4. 调试程序：输入一组单词，检查输出结果

1 92+data> 0x 3f 04 while

1x3 x3 x3 x44 00

以上都是一行的没有出现什么问题，但是当对多行进行词法分析时，总是出错，通过打印读到的字符发现有字符13（ASCII），查资料才知是’/t’，把光标移到当前行的起始位置，我不知道为什么会有这个字符，添加滤掉这个字符的逻辑，才使词法分析成功。

while (1) do num=10;

num=11;

if (1) then caoning=0x11;

if (1) than caoning=878;

5. 词法分析程序的数据结构与算法

符号表的数据结构：采用的是结构数组

struct ENTYE{

char word[100];

float value;

};

int smptableLength=0;

struct ENTYE smptable[200];

在配以int lookup(const char *s)和int insert(const char *s)对这个符号表操作。

/*查找s在符号表的位置，没有返回-1*/

int lookup(const char *s){

int i;

for (i=0;i<smptableLength;i++){

if (strcmp(smptable[i].word,s)==0) return i;

}

return -1;

}

/*返回s在符号表中的位置*/

int insert(const char *s){

int i=lookup(s);

if(i==-1){

strcpy(smptable[smptableLength].word,s)；

//smptableLength++;

return smptableLength++;

}

return i;

}

六. 心得体会

这次词法分析的实验本身没有什么难度，但是在做这实验之前感觉没谱，所以踏下心仔细的阅读Aho的《编译原理》中前三章，受到很大启发，尤其是利用switch语句把状态图实现的技术，可谓一绝，这也是我学习词法分析的最大的收获。
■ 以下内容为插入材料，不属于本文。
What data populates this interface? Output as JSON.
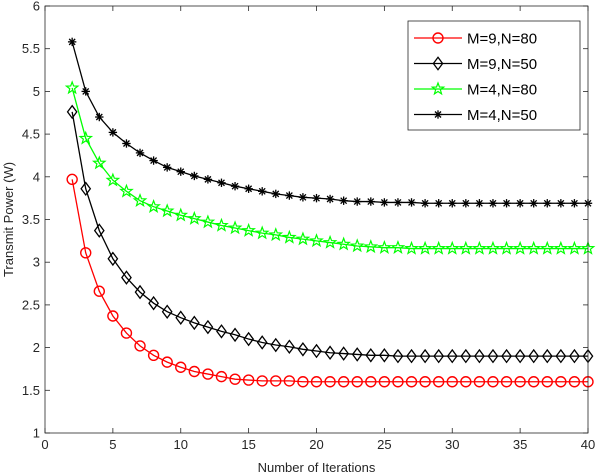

在做语法分析的时候，对词法分析进行了一些修改，学习了一下不同文件内的函数和变量的使用，在做词法分析的时候架构没有做好，比如哪些函数和变量作为内部的，哪些是提供外部使用的接口，比较混乱，也没有进行大量测试，导致语法分析时受阻重重，最后停下语法分析的编程，对此词法分析修改，使程序清晰易读，并进行了大量的测试，再作语法分析时就容易多了。这也是个教训，以后编程首先得考虑好，再一步一步来。就会省很多麻烦。